Dr. Tazhman Hourizadeh owns Corona Vision right on the plaza and argued the vendors selling clothing, fruit and vegetables outside his business don’t often clean up after themselves.

“They block in front of my office, I have no view, people can’t see my office anymore, and they get the area to be very very dirty,” he told THE CITY.  He said he’s complained to the Street Vendor Project as well as the police.

“Police don’t care, nobody cares,” he said.  

Alex Ramirez, a baker at Tulcingo Bakery on the corner of the plaza, said he comes in every morning to trash and “too many rats.” He said the business had also been hit with a $135 ticket for trash outside that he blamed on vendors. 

But Maiuxsi Yepez, who works at the nearby Boost Mobile, didn’t blame the sellers for trash. 

“I don’t think it’s the sellers who make the mess,” she said. “I think [the Plaza] should be better organized, [with] someone who is in charge of taking the garbage and placing new bags in the containers so the area doesn’t look dirty.”

‘The True Strength of Queens’

The Corona vendor association says its goal is to resolve these problems cooperatively. The community agreement members have to sign lays out rules for keeping their space clean, keeping exits and entrances clear, and clearing out tents and tables when they leave. Vendors who were there before the spring of 2020, helped newer sellers find spaces to set up, creating a map of where people go. 

Vendors also carry out frequent plaza cleanups, and the association and QEDC are working on a system where all of the vendors can chip in for commercial trash collection, which all private businesses in the city are required to use. 

The Department of Transportation has been paying for maintenance and garbage pickup through a subcontractor as a courtesy, according to a spokesperson.

“Vibrant populated streets are safe streets,” State Sen. Jessica Ramos (D-Queens), who represents the area, told THE CITY, adding that she is “grateful to this organized association of vendors both for sharing their entrepreneurship with us and being the eyes and ears of Corona Plaza.” 

“I am so proud to see they are already working hard to protect their rights and improve their relationship with brick-and-mortar stores, law enforcement, and the rest of the community.”

Assemblywoman Catalina Cruz (D-Queens) said the group “was born out of street vendors’ love for their work and their community.”

When there are issues, the association aims to resolve them on their own, members said. 

Rosa Calle, 49, has sold food on the corner 104th Street and Roosevelt Avenue, at the edge of the plaza, for more than a decade. 

“COVID really changed things and put people in a desperate situation,” she said. 

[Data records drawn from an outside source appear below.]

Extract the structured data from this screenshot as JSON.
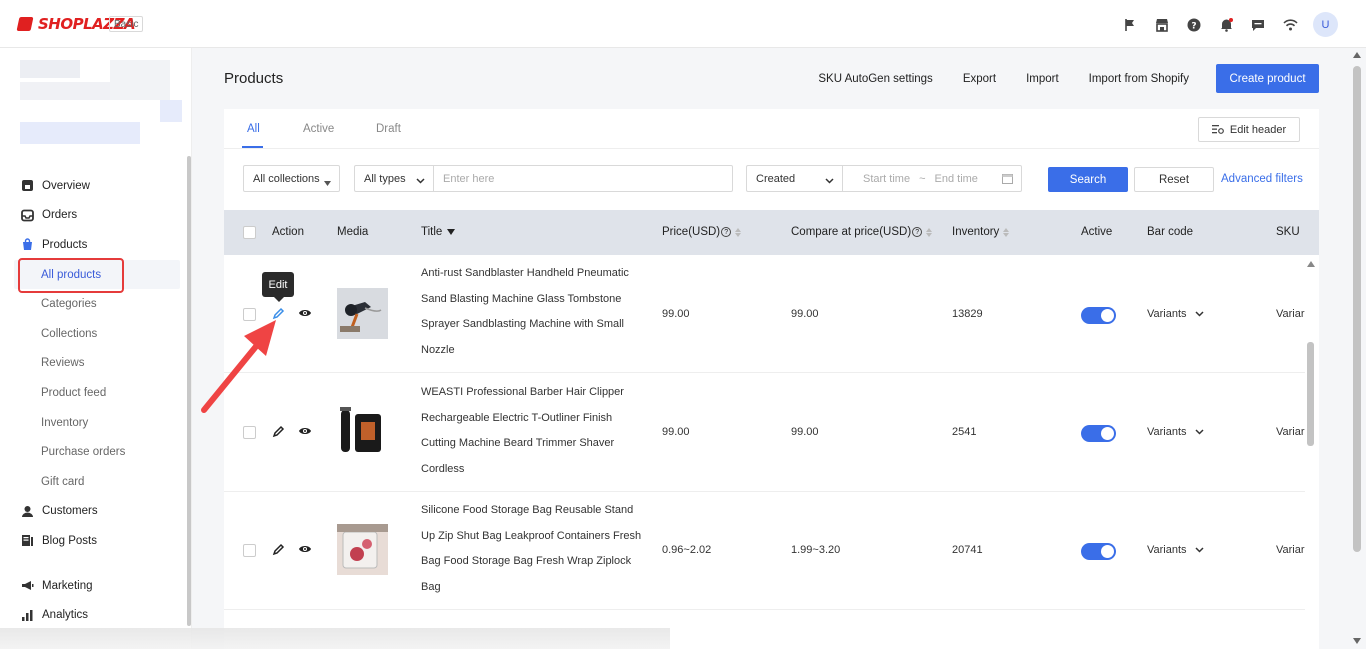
{
  "topbar": {
    "brand": "SHOPLAZZA",
    "plan": "Basic",
    "icons": [
      "flag-icon",
      "store-icon",
      "help-icon",
      "bell-icon",
      "chat-icon",
      "wifi-icon"
    ],
    "avatar_initial": "U"
  },
  "sidebar": {
    "items": [
      {
        "label": "Overview",
        "icon": "home-icon",
        "type": "main"
      },
      {
        "label": "Orders",
        "icon": "inbox-icon",
        "type": "main"
      },
      {
        "label": "Products",
        "icon": "bag-icon",
        "type": "main"
      },
      {
        "label": "All products",
        "type": "sub-active"
      },
      {
        "label": "Categories",
        "type": "sub"
      },
      {
        "label": "Collections",
        "type": "sub"
      },
      {
        "label": "Reviews",
        "type": "sub"
      },
      {
        "label": "Product feed",
        "type": "sub"
      },
      {
        "label": "Inventory",
        "type": "sub"
      },
      {
        "label": "Purchase orders",
        "type": "sub"
      },
      {
        "label": "Gift card",
        "type": "sub"
      },
      {
        "label": "Customers",
        "icon": "person-icon",
        "type": "main"
      },
      {
        "label": "Blog Posts",
        "icon": "blog-icon",
        "type": "main"
      },
      {
        "label": "Marketing",
        "icon": "megaphone-icon",
        "type": "main"
      },
      {
        "label": "Analytics",
        "icon": "bar-chart-icon",
        "type": "main"
      }
    ]
  },
  "header": {
    "title": "Products",
    "actions": [
      "SKU AutoGen settings",
      "Export",
      "Import",
      "Import from Shopify"
    ],
    "primary": "Create product"
  },
  "tabs": [
    "All",
    "Active",
    "Draft"
  ],
  "edit_header_label": "Edit header",
  "filters": {
    "collections": "All collections",
    "types": "All types",
    "search_placeholder": "Enter here",
    "date_field": "Created",
    "start_placeholder": "Start time",
    "range_sep": "~",
    "end_placeholder": "End time",
    "search_label": "Search",
    "reset_label": "Reset",
    "advanced_label": "Advanced filters"
  },
  "columns": {
    "action": "Action",
    "media": "Media",
    "title": "Title",
    "price": "Price(USD)",
    "compare": "Compare at price(USD)",
    "inventory": "Inventory",
    "active": "Active",
    "barcode": "Bar code",
    "sku": "SKU"
  },
  "rows": [
    {
      "title": "Anti-rust Sandblaster Handheld Pneumatic Sand Blasting Machine Glass Tombstone Sprayer Sandblasting Machine with Small Nozzle",
      "price": "99.00",
      "compare": "99.00",
      "inventory": "13829",
      "active": true,
      "barcode": "Variants",
      "sku": "Variar"
    },
    {
      "title": "WEASTI Professional Barber Hair Clipper Rechargeable Electric T-Outliner Finish Cutting Machine Beard Trimmer Shaver Cordless",
      "price": "99.00",
      "compare": "99.00",
      "inventory": "2541",
      "active": true,
      "barcode": "Variants",
      "sku": "Variar"
    },
    {
      "title": "Silicone Food Storage Bag Reusable Stand Up Zip Shut Bag Leakproof Containers Fresh Bag Food Storage Bag Fresh Wrap Ziplock Bag",
      "price": "0.96~2.02",
      "compare": "1.99~3.20",
      "inventory": "20741",
      "active": true,
      "barcode": "Variants",
      "sku": "Variar"
    }
  ],
  "tooltip": "Edit",
  "colors": {
    "accent": "#3a6ee8",
    "brand": "#e02020",
    "highlight": "#e53b3b"
  }
}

Calle said the formalizing of the association has been helpful to both newer and more established vendors.

“There’s a system in place and they need to find a spot that can actually work for them, a spot that isn’t already taken,” she said. “This helps avoid conflict and it avoids a possible altercation.”

Massol said he imagines Corona Plaza could be like the “Latin Arthur Avenue,” referring to the Italian food hub in The Bronx. And the ultimate goal is to “create a safe place where you can bring your family to enjoy and celebrate the true strength of Queens.” 

“The one thing that will unite the vendors and the brick-and-mortars is more money coming to the neighborhood,” he said.